Teatime am Meer
Wie in einer Fata Morgana erhebt sich ein skulpturenartiges Wesen am Strand von Littlehampton. Dort in West Sussex im Süden Englands, nur 90 Minuten entfernt von der pulsierenden Metropole London, scheint man sich in einer anderen Welt zu befinden. Direkt am Meer hat das Architekturbüro Studio Heatherwick ein außergewöhnliches Gebäude entworfen: Das East Beach Café. Hier kann man im Sommer essen und trinken, Freunde treffen oder einfach nur aufs Wasser schauen und dem Müßiggang frönen.
Archiskulptur
Der als Designer an der Manchester Metropolitan University und am Londoner Royal College of Art ausgebildete Thomas Heatherwick hat das Architektur- und Designbüro Heatherwick Studio 1994 gegründet und residiert in der Nähe des Londoner Bahnhofs Kings Cross. Sein besonderes Interesse gilt neben der Architektur und dem Produktdesign auch der Beschäftigung mit dem Skulpturalen, was an diesem Projekt besonders gut ablesbar ist: meint man doch eher eine begehbare Skulptur als ein traditionelles Gebäude vor sich zu haben. Wellenförmig schwingt sich die Fassade entlang des Wassers und gibt durch quer über die gesamte Fassade laufende Glasfenster und -türen den Blick frei aufs Meer.
Auftraggeber des 205 Quadratmeter großen East Beach Cafés war das Unternehmen Brownfield Catering, Fertigstellung des Projekts im Juni 2007. Thomas Heatherwick beschreibt die Idee des Gebäudes folgendermaßen: "The seaside at Littlehampton has a raw beauty. It isn't fiddly or fuzzy, or about dolphins and anchors, and our building has been designed to fit into this context. Our challenge is to build a functional and durable structure on a tight budget, where you can eat a Mr. Whippy or drink Dom Perignon." Ursprünglich gab es auf dem Gelände bereits einen Verkaufskiosk, der aber bei schlechtem Wetter keinen Schutz bot und deshalb abgerissen wurde. Das neue Café bietet nun Platz für 45 Gäste im Innen- und 80 Gäste im Außenraum, der über Holzplanken direkt an den Strand verlängert wird.
Das Meer stand Pate
Der Unterschied zur klassisch-weißen Bäderarchitektur Südenglands könnte größer nicht sein: Beim East Beach Café handelt es sich um ein einstöckiges Gebäude, das nach Süden ausgerichtet ist.
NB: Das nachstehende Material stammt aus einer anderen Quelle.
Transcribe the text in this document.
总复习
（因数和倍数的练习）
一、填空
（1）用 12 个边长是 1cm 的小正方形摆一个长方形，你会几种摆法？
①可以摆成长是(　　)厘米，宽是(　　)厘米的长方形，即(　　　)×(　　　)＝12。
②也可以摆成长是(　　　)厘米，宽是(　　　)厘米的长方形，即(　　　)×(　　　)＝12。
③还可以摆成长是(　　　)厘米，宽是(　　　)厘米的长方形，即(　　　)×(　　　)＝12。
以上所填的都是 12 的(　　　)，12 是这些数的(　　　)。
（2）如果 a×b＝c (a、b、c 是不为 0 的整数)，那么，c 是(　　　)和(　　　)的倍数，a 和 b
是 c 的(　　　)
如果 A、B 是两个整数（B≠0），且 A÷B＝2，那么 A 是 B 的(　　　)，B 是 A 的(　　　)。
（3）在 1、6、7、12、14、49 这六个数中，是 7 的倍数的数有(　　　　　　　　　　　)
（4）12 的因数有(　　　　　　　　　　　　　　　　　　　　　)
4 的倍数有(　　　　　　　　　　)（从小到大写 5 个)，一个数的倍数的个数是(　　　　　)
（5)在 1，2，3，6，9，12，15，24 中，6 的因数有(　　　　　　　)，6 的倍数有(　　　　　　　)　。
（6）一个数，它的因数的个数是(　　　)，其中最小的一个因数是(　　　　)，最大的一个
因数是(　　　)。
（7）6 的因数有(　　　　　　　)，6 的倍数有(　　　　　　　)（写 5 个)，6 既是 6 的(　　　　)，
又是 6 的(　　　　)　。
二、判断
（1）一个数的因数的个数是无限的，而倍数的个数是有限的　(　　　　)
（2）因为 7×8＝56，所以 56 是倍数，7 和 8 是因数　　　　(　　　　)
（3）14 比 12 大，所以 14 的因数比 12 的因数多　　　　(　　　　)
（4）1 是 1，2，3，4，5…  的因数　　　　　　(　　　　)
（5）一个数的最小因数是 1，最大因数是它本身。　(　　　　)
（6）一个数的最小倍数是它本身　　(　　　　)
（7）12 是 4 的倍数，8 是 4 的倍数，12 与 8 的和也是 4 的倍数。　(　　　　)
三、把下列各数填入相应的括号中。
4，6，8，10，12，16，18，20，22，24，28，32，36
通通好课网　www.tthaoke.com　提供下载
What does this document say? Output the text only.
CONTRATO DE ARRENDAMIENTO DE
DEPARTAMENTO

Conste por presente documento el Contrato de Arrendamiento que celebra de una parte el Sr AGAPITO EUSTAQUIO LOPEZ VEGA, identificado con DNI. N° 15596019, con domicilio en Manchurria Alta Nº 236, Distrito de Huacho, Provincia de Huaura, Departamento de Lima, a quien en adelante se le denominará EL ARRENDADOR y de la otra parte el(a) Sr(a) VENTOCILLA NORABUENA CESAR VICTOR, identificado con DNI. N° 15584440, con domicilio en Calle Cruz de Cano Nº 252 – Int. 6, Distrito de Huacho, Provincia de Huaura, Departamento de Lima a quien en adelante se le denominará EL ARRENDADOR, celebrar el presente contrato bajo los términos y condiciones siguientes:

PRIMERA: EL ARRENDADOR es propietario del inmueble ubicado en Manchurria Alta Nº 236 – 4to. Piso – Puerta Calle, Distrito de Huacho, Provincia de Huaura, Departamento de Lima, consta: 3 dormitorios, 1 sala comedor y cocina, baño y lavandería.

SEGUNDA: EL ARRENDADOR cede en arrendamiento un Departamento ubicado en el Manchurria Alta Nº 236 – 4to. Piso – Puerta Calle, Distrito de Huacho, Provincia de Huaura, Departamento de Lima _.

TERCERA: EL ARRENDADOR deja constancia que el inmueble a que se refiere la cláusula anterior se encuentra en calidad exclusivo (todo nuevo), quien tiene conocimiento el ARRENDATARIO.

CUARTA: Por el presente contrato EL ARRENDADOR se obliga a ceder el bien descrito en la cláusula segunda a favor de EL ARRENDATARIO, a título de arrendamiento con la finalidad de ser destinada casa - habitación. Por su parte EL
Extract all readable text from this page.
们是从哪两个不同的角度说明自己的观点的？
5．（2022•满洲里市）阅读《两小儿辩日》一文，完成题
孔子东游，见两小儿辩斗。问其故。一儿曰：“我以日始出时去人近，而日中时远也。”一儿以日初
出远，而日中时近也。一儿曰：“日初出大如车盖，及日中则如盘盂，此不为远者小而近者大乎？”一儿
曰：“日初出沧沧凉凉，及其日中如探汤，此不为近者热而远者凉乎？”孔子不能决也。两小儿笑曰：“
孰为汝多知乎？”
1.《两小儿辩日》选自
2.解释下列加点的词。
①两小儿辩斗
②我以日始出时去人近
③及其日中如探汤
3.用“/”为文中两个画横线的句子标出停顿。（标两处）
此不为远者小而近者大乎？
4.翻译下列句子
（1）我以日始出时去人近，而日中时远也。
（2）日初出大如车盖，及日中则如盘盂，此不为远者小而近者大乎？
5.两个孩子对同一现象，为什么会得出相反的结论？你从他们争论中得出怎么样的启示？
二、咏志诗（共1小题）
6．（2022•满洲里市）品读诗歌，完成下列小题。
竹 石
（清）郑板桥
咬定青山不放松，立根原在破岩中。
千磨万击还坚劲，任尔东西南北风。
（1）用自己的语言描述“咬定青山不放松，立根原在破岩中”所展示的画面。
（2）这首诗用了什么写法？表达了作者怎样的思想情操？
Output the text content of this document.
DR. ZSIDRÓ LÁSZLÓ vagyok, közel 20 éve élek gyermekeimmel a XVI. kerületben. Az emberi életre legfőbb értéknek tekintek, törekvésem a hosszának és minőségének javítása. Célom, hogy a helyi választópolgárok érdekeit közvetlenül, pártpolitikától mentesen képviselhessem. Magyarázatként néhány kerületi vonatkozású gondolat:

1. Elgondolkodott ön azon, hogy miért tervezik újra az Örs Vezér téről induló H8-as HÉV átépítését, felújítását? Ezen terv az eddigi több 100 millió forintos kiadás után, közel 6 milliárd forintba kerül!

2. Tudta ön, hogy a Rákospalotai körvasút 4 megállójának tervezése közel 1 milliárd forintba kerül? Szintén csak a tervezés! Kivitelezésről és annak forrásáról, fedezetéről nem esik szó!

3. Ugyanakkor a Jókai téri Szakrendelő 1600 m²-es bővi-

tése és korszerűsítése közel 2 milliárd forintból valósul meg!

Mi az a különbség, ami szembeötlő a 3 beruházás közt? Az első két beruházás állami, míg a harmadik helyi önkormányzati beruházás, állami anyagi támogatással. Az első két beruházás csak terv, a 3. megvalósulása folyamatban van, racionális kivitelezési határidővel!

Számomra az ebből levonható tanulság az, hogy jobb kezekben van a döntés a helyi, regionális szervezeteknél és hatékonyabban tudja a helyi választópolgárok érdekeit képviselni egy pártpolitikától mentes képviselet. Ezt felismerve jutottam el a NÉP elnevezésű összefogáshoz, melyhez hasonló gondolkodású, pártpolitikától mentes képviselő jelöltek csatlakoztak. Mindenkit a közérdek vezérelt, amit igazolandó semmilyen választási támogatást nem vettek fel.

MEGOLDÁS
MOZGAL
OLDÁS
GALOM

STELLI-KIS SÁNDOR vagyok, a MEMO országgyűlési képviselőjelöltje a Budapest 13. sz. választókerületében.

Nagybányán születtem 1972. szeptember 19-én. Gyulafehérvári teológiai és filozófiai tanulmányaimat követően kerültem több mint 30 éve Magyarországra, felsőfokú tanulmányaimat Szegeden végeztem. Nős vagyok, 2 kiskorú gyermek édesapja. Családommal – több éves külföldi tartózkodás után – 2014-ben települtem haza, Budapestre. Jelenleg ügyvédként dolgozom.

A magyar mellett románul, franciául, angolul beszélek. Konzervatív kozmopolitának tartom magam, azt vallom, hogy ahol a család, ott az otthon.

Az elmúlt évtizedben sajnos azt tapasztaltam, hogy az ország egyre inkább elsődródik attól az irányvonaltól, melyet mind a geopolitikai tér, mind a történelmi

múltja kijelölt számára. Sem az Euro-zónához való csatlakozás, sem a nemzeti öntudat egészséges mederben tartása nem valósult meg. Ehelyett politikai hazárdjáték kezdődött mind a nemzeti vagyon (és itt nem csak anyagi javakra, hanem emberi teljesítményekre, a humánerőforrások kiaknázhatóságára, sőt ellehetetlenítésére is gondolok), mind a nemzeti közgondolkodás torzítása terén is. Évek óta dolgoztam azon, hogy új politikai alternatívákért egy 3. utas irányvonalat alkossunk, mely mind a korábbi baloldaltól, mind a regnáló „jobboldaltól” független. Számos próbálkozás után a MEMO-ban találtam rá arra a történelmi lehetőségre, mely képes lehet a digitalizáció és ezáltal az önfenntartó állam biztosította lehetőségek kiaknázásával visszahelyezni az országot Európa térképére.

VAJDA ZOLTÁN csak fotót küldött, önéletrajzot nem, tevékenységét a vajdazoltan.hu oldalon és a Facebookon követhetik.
Die lang gestreckte Form orientiert sich in ihrer Ausrichtung am alles beherrschenden Horizont. Beim Bau des Gebäudes spielte die Wahl der Materialien eine entscheidende Rolle. Dabei ging es nicht nur um die Herstellung eines optischen Erlebnisses, sondern auch darum, die Fassade dem rauen Meeresklima anzupassen. Ins Auge sticht vor allem die Außenverkleidung, die mit der Zeit verrostet, ohne in ihrer Substanz angegriffen zu werden. Sie wurde mit einem Spezialanstrich auf Öl-Basis versehen, um sie vor Wind und Wasser zu schützen. Das innen spartanisch in hellen Farben eingerichtete Café lebt vor allem von seiner spektakulären Lage am Meer und der für diesen Ort außergewöhnlichen Architektur Heatherwicks.
Das Meer stand auch Pate bei der Gestaltung der Speisekarte. Die Betreiber des Restaurants, Jane Wood und ihre Tochter Sophie Murray, bieten ihren Gästen saisonale Gerichte, viele davon von lokalen Produzenten. Sie erinnern an das maritime Umfeld des Cafés: Auf dem Menü stehen beispielsweise marinierte Shrimps, Rollmops oder geräucherte Makrelen. Der Fisch-Liebhaber kommt hier voll auf seine Kosten.
Von Ost nach West
Das East Beach Café ist solch eine Erfolgsgeschichte, dass noch diesen Monat das West Beach Café des jungen Architekten Asif Kahn eröffnet wird. Er zeichnet neben der Architektur auch für die Gestaltung von Tischen, Stühlen und Beleuchtungssystem verantwortlich. Wer organische Formen wie beim East Beach Café nicht so schätzt und es lieber geradlinig mag, ist hier richtig und das Besondere daran: Möbel, Licht, Stahlrahmen-Konstruktion und die Fenster wurden alle in Littlehampton gefertigt. Die Küche im West Beach Café ist auf ein ur-englisches Gericht spezialisiert: Fish and Chips. Dazu noch ein frisch gezapftes Half Pint in der Hand und der Sturm kann kommen.